The State Board of Education voted to adopt Department of Education rules implementing Senate File 175, clarifying that human growth and development content will be required in both fifth and sixth grades and both seventh and eighth grades; the change follows public comment and technical edits to align the rule text with statute.

The Iowa State Board of Education on Jan. 14 approved adopted-and-filed amendments to Chapter 12 that implement last year’s Senate File 175 changes to human growth and development instruction.

Department rules coordinator Thomas Mayes told the board that public comment prompted the department to read the statute’s grade bands as inclusive — ‘‘fifth and sixth’’ and ‘‘seventh and eighth’’ — rather than the alternative reading that would have used ‘‘or.’’ Mayes said the department received 47 written comments and five speakers at the Dec. 30 hearing and made technical edits (for example, changing a reference from specific ‘‘video’’ materials to broader ‘‘content’’) while preserving the statute’s requirements.
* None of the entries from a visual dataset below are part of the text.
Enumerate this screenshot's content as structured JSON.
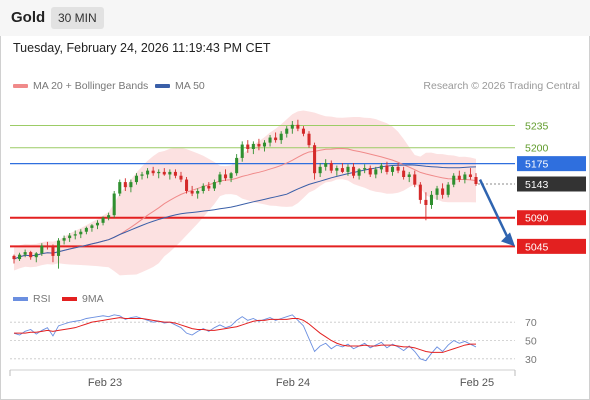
{
  "header": {
    "symbol": "Gold",
    "timeframe": "30 MIN"
  },
  "timestamp": "Tuesday, February 24, 2026 11:19:43 PM CET",
  "legend": {
    "ma20_label": "MA 20 + Bollinger Bands",
    "ma50_label": "MA 50",
    "copyright": "Research © 2026 Trading Central"
  },
  "colors": {
    "ma20": "#f08a8a",
    "ma50": "#3a5fa8",
    "band": "#fbdcdc",
    "up": "#2f8f2f",
    "down": "#d42a2a",
    "resistance": "#9ccc66",
    "support": "#e32020",
    "current": "#2f6fde",
    "last": "#333333",
    "rsi": "#6b8fe0",
    "rsi_ma": "#e32020",
    "arrow": "#2f64b0"
  },
  "chart_data": [
    {
      "type": "candlestick",
      "x_labels": [
        "Feb 23",
        "Feb 24",
        "Feb 25"
      ],
      "ylim": [
        5000,
        5275
      ],
      "levels": [
        {
          "value": 5235,
          "label": "5235",
          "kind": "resistance"
        },
        {
          "value": 5200,
          "label": "5200",
          "kind": "resistance"
        },
        {
          "value": 5175,
          "label": "5175",
          "kind": "current"
        },
        {
          "value": 5143,
          "label": "5143",
          "kind": "last"
        },
        {
          "value": 5090,
          "label": "5090",
          "kind": "support"
        },
        {
          "value": 5045,
          "label": "5045",
          "kind": "support"
        }
      ],
      "projection": {
        "from": 5150,
        "to": 5045
      },
      "ohlc": [
        [
          5030,
          5032,
          5018,
          5025
        ],
        [
          5025,
          5035,
          5022,
          5032
        ],
        [
          5032,
          5040,
          5028,
          5036
        ],
        [
          5036,
          5038,
          5024,
          5028
        ],
        [
          5028,
          5036,
          5020,
          5034
        ],
        [
          5034,
          5050,
          5030,
          5046
        ],
        [
          5046,
          5052,
          5040,
          5044
        ],
        [
          5044,
          5048,
          5020,
          5030
        ],
        [
          5030,
          5058,
          5010,
          5054
        ],
        [
          5054,
          5062,
          5048,
          5058
        ],
        [
          5058,
          5066,
          5052,
          5062
        ],
        [
          5062,
          5070,
          5056,
          5064
        ],
        [
          5064,
          5072,
          5058,
          5068
        ],
        [
          5068,
          5076,
          5064,
          5074
        ],
        [
          5074,
          5080,
          5068,
          5078
        ],
        [
          5078,
          5086,
          5072,
          5082
        ],
        [
          5082,
          5092,
          5078,
          5090
        ],
        [
          5090,
          5098,
          5086,
          5094
        ],
        [
          5094,
          5132,
          5090,
          5128
        ],
        [
          5128,
          5150,
          5124,
          5146
        ],
        [
          5146,
          5152,
          5132,
          5138
        ],
        [
          5138,
          5150,
          5130,
          5146
        ],
        [
          5146,
          5160,
          5142,
          5156
        ],
        [
          5156,
          5162,
          5150,
          5158
        ],
        [
          5158,
          5168,
          5152,
          5164
        ],
        [
          5164,
          5170,
          5156,
          5160
        ],
        [
          5160,
          5166,
          5152,
          5162
        ],
        [
          5162,
          5168,
          5156,
          5158
        ],
        [
          5158,
          5166,
          5150,
          5162
        ],
        [
          5162,
          5166,
          5152,
          5156
        ],
        [
          5156,
          5162,
          5146,
          5150
        ],
        [
          5150,
          5154,
          5128,
          5132
        ],
        [
          5132,
          5140,
          5124,
          5128
        ],
        [
          5128,
          5136,
          5120,
          5132
        ],
        [
          5132,
          5144,
          5128,
          5140
        ],
        [
          5140,
          5146,
          5132,
          5136
        ],
        [
          5136,
          5150,
          5132,
          5146
        ],
        [
          5146,
          5162,
          5142,
          5158
        ],
        [
          5158,
          5166,
          5148,
          5152
        ],
        [
          5152,
          5162,
          5146,
          5160
        ],
        [
          5160,
          5190,
          5156,
          5184
        ],
        [
          5184,
          5210,
          5178,
          5205
        ],
        [
          5205,
          5212,
          5192,
          5198
        ],
        [
          5198,
          5210,
          5190,
          5206
        ],
        [
          5206,
          5214,
          5196,
          5202
        ],
        [
          5202,
          5212,
          5194,
          5208
        ],
        [
          5208,
          5220,
          5202,
          5216
        ],
        [
          5216,
          5224,
          5208,
          5212
        ],
        [
          5212,
          5226,
          5206,
          5222
        ],
        [
          5222,
          5234,
          5216,
          5230
        ],
        [
          5230,
          5242,
          5222,
          5236
        ],
        [
          5236,
          5244,
          5226,
          5230
        ],
        [
          5230,
          5234,
          5218,
          5222
        ],
        [
          5222,
          5226,
          5200,
          5204
        ],
        [
          5204,
          5208,
          5150,
          5160
        ],
        [
          5160,
          5176,
          5154,
          5170
        ],
        [
          5170,
          5182,
          5164,
          5176
        ],
        [
          5176,
          5180,
          5160,
          5164
        ],
        [
          5164,
          5172,
          5156,
          5168
        ],
        [
          5168,
          5176,
          5160,
          5162
        ],
        [
          5162,
          5174,
          5156,
          5170
        ],
        [
          5170,
          5176,
          5152,
          5156
        ],
        [
          5156,
          5168,
          5150,
          5166
        ],
        [
          5166,
          5174,
          5160,
          5168
        ],
        [
          5168,
          5172,
          5154,
          5158
        ],
        [
          5158,
          5170,
          5152,
          5166
        ],
        [
          5166,
          5176,
          5160,
          5172
        ],
        [
          5172,
          5178,
          5158,
          5162
        ],
        [
          5162,
          5172,
          5156,
          5170
        ],
        [
          5170,
          5176,
          5160,
          5164
        ],
        [
          5164,
          5170,
          5150,
          5154
        ],
        [
          5154,
          5162,
          5146,
          5158
        ],
        [
          5158,
          5164,
          5138,
          5142
        ],
        [
          5142,
          5146,
          5112,
          5118
        ],
        [
          5118,
          5130,
          5086,
          5110
        ],
        [
          5110,
          5132,
          5104,
          5126
        ],
        [
          5126,
          5140,
          5118,
          5136
        ],
        [
          5136,
          5144,
          5120,
          5126
        ],
        [
          5126,
          5146,
          5122,
          5142
        ],
        [
          5142,
          5160,
          5138,
          5156
        ],
        [
          5156,
          5164,
          5146,
          5150
        ],
        [
          5150,
          5162,
          5144,
          5158
        ],
        [
          5158,
          5168,
          5150,
          5154
        ],
        [
          5154,
          5160,
          5140,
          5143
        ]
      ]
    },
    {
      "type": "line",
      "title": "RSI",
      "series": [
        {
          "name": "RSI"
        },
        {
          "name": "9MA"
        }
      ],
      "ylim": [
        20,
        80
      ],
      "y_ticks": [
        70,
        50,
        30
      ],
      "rsi": [
        58,
        56,
        60,
        62,
        57,
        61,
        64,
        55,
        66,
        68,
        70,
        71,
        72,
        74,
        75,
        76,
        77,
        76,
        78,
        77,
        73,
        75,
        76,
        74,
        72,
        70,
        71,
        69,
        70,
        67,
        64,
        58,
        56,
        60,
        63,
        60,
        64,
        67,
        64,
        66,
        72,
        76,
        72,
        74,
        71,
        73,
        75,
        72,
        74,
        76,
        78,
        72,
        66,
        52,
        38,
        44,
        47,
        41,
        45,
        43,
        46,
        41,
        44,
        47,
        42,
        45,
        48,
        42,
        46,
        43,
        39,
        44,
        38,
        30,
        28,
        36,
        43,
        38,
        45,
        50,
        47,
        49,
        46,
        43
      ],
      "rsi_ma": [
        58,
        58,
        58,
        59,
        59,
        60,
        61,
        60,
        61,
        62,
        63,
        64,
        66,
        68,
        70,
        71,
        72,
        73,
        74,
        75,
        74,
        74,
        74,
        74,
        73,
        72,
        71,
        70,
        70,
        69,
        67,
        65,
        63,
        62,
        62,
        61,
        61,
        62,
        63,
        64,
        65,
        67,
        69,
        71,
        72,
        72,
        73,
        73,
        73,
        73,
        74,
        74,
        72,
        68,
        63,
        58,
        54,
        50,
        47,
        45,
        44,
        44,
        44,
        45,
        44,
        44,
        45,
        45,
        45,
        44,
        43,
        43,
        42,
        40,
        38,
        37,
        37,
        37,
        39,
        41,
        43,
        45,
        46,
        46
      ]
    }
  ]
}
The department also explained why the rule language is silent about grades 9–12: statutory references for that high‑school band already operate by reference in the existing chapter, so changes to the statute for 9–12 automatically populate into the rules. Mayes said families retain an opt‑out under current law for human growth and development instruction.

Board members moved to adopt the rule as presented; the motion was seconded and approved by voice vote. The board record shows the motion carried with members voting in the affirmative.

The adopted rule implements the statutory framework of SF 175 and reflects changes the department said were responsive to substantive public comments. The department indicated staff will present a short preview of planned technical corrections to early‑access rules at the next meeting.

The formal adoption completes the department’s rulemaking step for Chapter 12; school districts will be expected to align local instruction to the amended rule language and to existing statutory opt‑out processes.